Voice Without Apology
Lush Life hit 475 million YouTube views and changed exactly nothing about how Zara Larsson presents herself publicly: outspoken, unfiltered, and willing to show up to interviews or online moments doing things her label’s PR team definitely didn’t pre-approve. The Swedish pop world tends toward a certain kind of polish, and she has it, but she wears it lightly—like she could take it off at any point and it wouldn’t ruin anything.
Don’t Let Me Be Yours is her pitch for the summer, which is a specific assignment in pop. Summer singles have to work across situations: open car windows, somewhere crowded, the low-stakes pleasure of not having anywhere important to be. Whether a song clears that bar is partly timing and partly something ungovernable—it either fits the season or it doesn’t. This one has the shape of something that wants to.
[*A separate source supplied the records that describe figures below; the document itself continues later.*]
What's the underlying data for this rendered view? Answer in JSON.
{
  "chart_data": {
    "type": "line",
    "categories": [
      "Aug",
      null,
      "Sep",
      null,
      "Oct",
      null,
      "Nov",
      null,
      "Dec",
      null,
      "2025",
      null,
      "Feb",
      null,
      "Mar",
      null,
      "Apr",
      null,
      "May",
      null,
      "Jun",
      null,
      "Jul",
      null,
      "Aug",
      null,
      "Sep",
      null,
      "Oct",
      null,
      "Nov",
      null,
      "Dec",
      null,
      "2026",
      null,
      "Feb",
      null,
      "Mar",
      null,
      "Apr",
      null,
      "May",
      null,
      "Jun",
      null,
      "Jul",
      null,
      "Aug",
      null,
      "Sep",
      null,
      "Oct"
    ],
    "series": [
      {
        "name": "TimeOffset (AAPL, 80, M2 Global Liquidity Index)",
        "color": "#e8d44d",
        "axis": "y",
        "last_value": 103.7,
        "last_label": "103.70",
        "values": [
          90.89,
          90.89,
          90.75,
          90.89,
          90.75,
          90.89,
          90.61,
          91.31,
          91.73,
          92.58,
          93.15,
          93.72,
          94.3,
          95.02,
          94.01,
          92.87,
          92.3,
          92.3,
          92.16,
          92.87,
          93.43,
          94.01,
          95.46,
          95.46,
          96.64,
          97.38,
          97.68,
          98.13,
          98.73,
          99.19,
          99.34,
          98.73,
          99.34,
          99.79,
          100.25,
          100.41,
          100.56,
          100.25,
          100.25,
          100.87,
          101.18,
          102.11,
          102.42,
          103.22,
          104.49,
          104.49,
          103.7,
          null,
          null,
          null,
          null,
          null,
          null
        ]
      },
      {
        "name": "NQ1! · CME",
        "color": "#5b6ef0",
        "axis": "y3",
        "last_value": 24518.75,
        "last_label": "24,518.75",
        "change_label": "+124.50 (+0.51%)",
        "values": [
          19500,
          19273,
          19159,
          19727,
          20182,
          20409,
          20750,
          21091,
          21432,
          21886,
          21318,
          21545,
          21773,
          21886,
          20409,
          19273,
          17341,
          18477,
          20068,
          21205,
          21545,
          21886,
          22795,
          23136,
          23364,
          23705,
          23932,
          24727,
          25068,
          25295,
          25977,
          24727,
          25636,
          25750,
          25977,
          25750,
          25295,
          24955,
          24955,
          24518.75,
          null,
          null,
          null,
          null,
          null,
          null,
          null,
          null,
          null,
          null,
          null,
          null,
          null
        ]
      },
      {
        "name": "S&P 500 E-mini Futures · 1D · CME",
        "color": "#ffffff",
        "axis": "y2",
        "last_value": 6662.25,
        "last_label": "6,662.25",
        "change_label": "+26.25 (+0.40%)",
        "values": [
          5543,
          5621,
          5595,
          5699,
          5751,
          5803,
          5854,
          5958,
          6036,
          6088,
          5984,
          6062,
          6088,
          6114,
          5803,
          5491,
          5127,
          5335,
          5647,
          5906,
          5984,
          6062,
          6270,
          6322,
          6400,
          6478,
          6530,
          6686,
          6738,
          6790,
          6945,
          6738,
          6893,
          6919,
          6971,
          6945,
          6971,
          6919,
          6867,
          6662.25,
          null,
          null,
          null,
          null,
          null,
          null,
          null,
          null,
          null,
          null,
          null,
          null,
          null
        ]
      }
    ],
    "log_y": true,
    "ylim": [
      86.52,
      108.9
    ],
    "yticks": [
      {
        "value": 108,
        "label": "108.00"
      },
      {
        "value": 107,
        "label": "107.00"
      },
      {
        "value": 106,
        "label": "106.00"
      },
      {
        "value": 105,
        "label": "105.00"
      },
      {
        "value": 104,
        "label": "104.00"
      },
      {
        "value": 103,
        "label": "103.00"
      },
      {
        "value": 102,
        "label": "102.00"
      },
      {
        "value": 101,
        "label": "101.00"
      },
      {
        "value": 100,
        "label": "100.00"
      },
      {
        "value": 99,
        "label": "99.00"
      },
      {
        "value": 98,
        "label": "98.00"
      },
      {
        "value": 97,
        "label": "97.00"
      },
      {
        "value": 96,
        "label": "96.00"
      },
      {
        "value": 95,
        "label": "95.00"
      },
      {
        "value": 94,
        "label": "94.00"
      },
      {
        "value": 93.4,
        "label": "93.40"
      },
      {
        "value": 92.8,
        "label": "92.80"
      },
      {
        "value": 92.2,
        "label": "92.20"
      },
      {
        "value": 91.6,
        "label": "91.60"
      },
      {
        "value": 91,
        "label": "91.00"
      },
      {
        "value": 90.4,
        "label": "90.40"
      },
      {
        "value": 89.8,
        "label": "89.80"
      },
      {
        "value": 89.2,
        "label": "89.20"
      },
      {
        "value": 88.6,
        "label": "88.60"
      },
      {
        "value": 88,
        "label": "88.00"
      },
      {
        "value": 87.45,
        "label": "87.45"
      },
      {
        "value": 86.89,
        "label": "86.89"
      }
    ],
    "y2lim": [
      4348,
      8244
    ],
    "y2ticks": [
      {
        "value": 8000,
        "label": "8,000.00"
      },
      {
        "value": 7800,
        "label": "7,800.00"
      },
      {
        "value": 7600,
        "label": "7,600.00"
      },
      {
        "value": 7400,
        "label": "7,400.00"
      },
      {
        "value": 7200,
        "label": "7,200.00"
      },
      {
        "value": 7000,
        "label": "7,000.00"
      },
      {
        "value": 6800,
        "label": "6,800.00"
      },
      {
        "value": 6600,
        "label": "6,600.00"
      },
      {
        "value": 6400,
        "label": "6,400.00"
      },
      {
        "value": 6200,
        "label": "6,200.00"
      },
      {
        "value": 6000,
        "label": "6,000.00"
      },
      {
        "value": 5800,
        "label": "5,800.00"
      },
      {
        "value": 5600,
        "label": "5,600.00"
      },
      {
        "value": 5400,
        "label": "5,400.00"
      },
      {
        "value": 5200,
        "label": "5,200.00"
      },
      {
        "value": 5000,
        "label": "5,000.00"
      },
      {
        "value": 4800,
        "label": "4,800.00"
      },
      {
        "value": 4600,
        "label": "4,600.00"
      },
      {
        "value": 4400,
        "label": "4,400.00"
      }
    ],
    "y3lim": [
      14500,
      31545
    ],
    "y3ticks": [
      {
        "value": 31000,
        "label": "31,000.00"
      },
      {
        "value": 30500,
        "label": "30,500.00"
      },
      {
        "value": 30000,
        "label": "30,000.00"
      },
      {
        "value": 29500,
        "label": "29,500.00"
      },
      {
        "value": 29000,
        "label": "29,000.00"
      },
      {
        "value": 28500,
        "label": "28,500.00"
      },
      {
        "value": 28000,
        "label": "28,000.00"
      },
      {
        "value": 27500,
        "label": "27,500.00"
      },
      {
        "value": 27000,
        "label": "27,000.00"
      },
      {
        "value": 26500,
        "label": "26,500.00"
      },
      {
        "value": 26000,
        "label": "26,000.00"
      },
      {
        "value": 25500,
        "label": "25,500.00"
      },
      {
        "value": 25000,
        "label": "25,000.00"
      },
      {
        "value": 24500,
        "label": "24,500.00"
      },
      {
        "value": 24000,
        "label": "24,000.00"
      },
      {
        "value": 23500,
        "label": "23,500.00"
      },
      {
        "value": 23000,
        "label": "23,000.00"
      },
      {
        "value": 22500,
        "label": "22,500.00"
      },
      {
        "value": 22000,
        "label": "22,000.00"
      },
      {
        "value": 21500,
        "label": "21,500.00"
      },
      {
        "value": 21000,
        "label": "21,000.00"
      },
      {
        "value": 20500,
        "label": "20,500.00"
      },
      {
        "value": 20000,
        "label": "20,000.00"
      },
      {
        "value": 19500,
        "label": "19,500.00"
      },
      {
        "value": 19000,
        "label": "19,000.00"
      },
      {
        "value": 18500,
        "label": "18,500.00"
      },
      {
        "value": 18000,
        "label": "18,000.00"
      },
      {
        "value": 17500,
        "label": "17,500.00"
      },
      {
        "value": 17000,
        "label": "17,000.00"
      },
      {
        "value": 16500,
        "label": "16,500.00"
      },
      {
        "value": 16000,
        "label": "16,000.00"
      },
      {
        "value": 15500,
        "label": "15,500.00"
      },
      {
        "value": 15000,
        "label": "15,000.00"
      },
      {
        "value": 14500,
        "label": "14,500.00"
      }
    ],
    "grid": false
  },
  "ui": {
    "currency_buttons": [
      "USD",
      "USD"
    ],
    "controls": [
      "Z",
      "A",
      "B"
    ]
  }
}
Her album So Good, out since March, holds up. GQ described her as a vocal chameleon
—meaning she fits herself to the song rather than bending the song to the voice. That’s rarer than it sounds in contemporary pop, where plenty of singers are technically capable but stylistically fixed. Larsson has said she thinks it should just be normal to speak up about things that matter, which is a position so obvious it’s almost embarrassing to need stating, and yet in a pop landscape where having opinions still registers as a personality trait, she stands out.